Parallel Algorithm for Non-Monotone DR-Submodular Maximization
This work addresses a fundamental optimization problem in machine learning and AI, with incremental improvements in parallel efficiency for researchers and practitioners in submodular optimization.
The authors tackled the problem of maximizing a non-monotone DR-submodular function under a cardinality constraint by developing a new parallel algorithm that achieves a 1/e - ε approximation using O(log n log(1/ε)/ε^3) parallel rounds, nearly matching the best sequential approximation and outperforming previous parallel methods in rounds and solution quality.

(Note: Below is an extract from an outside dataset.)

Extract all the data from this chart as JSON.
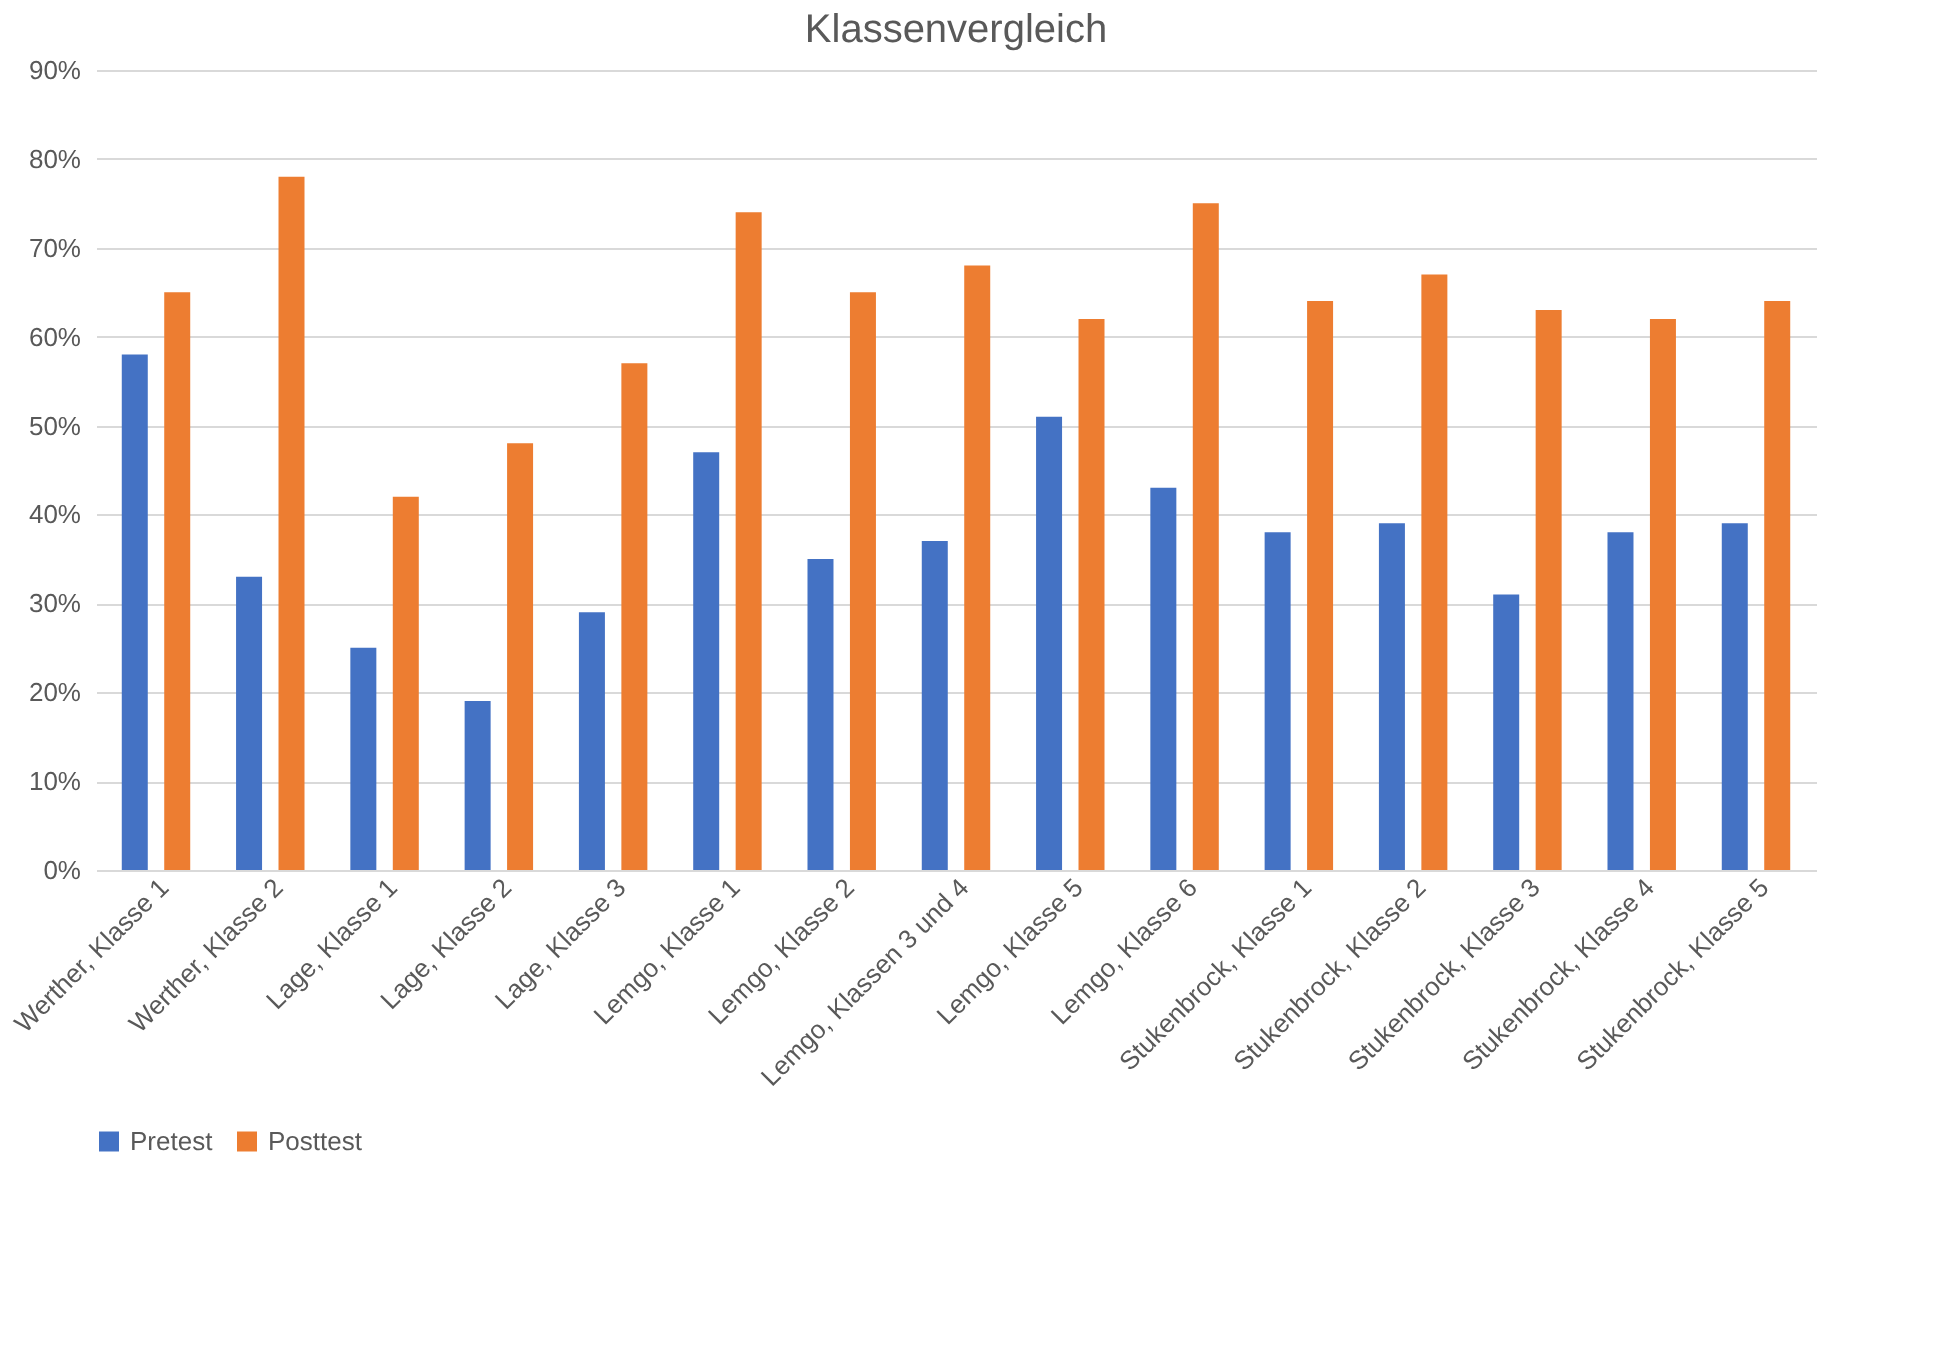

In this work, we give a new parallel algorithm for the problem of maximizing a non-monotone diminishing returns submodular function subject to a cardinality constraint. For any desired accuracy $ε$, our algorithm achieves a $1/e - ε$ approximation using $O(\log{n} \log(1/ε) / ε^3)$ parallel rounds of function evaluations. The approximation guarantee nearly matches the best approximation guarantee known for the problem in the sequential setting and the number of parallel rounds is nearly-optimal for any constant $ε$. Previous algorithms achieve worse approximation guarantees using $Ω(\log^2{n})$ parallel rounds. Our experimental evaluation suggests that our algorithm obtains solutions whose objective value nearly matches the value obtained by the state of the art sequential algorithms, and it outperforms previous parallel algorithms in number of parallel rounds, iterations, and solution quality.